You get to putt off the terrace at Oakmont. You have a couple of cocktails and then you putt off the terrace.

Is there a food you enjoy eating on the golf course?

You know, every time I eat something on the golf course for the next two holes, I just play miserably, so I try not to eat. I’ll have a banana, apple, maybe some almonds. I try to eat before — this morning, I had my three scrambled eggs with sautéed arugula and cup of coffee and my protein shake with banana, so that’s sort of my pre-round breakfast.  

What are some of your favorite foods to prepare?

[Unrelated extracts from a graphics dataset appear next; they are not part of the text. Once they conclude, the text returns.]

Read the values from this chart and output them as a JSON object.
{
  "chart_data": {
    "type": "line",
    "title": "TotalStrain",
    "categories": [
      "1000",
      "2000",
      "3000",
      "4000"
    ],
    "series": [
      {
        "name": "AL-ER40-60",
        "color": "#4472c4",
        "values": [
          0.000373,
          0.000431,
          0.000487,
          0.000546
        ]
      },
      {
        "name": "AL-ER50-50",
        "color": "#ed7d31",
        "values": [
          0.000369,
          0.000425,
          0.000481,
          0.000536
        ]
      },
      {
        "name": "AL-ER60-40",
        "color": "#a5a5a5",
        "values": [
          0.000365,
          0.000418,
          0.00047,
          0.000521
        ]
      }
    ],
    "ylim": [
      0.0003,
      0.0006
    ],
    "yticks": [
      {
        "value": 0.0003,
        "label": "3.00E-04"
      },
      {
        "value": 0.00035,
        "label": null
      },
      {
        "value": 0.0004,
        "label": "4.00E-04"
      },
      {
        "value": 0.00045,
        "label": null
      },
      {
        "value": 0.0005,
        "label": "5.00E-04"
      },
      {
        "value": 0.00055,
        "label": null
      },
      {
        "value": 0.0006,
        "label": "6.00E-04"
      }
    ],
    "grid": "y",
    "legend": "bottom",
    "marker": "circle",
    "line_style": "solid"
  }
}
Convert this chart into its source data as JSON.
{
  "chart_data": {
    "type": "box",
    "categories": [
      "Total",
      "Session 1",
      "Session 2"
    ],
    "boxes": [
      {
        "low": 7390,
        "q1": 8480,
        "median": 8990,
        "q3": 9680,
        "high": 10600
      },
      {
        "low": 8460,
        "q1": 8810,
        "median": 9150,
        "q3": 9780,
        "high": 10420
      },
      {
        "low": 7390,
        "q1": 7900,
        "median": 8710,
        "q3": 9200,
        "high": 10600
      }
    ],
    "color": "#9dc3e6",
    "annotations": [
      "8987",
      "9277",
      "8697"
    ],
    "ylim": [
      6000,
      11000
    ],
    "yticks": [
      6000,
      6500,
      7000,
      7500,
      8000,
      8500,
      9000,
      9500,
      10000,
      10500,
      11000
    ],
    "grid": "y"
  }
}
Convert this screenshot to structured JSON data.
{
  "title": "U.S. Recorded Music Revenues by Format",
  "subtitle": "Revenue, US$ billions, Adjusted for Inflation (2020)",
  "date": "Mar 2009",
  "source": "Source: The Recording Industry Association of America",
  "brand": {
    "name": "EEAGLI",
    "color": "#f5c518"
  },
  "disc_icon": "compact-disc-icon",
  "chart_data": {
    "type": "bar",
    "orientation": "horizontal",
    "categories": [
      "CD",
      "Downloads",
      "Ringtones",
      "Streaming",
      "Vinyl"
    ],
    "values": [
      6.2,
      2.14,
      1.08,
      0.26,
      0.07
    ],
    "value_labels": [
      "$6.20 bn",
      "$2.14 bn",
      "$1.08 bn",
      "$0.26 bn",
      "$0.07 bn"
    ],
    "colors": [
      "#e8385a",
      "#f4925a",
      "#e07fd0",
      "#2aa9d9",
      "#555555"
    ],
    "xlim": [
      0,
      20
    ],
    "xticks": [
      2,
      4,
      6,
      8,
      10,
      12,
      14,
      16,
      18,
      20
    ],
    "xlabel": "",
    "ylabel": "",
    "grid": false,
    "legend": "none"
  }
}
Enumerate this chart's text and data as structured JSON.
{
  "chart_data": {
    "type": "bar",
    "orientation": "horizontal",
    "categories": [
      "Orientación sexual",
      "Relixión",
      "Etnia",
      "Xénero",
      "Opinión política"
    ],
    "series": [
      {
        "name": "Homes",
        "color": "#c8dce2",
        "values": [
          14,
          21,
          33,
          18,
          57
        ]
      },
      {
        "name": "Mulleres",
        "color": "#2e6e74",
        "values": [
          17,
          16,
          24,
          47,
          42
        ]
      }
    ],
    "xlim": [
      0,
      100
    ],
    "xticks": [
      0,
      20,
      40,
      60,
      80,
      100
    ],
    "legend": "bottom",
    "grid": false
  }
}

One of the things I enjoy eating and cooking a lot is roast chicken. When you think about roast chicken, it crosses all economic boundaries, so if you’re rich, if you’re poor, if you’re middle class and it crosses all cultural boundaries, everyone around the world eats roasted chicken, so it’s one of those things that’s very universal. Roast chicken is really nice because there are lot of different textures and lot of different flavors — it’s a beautiful thing when it’s done well.

What did you enjoy the most about your day at Liberty National?

I think the people were the best thing about today. It’s a day on the golf course — I think that pretty much sums it up. You capture these scenes of the Statue of Liberty and the World Trade Center and then you’re in this area, where you feel like you’re in the country somewhere. They have a couple of different environments and the golf course was very nice.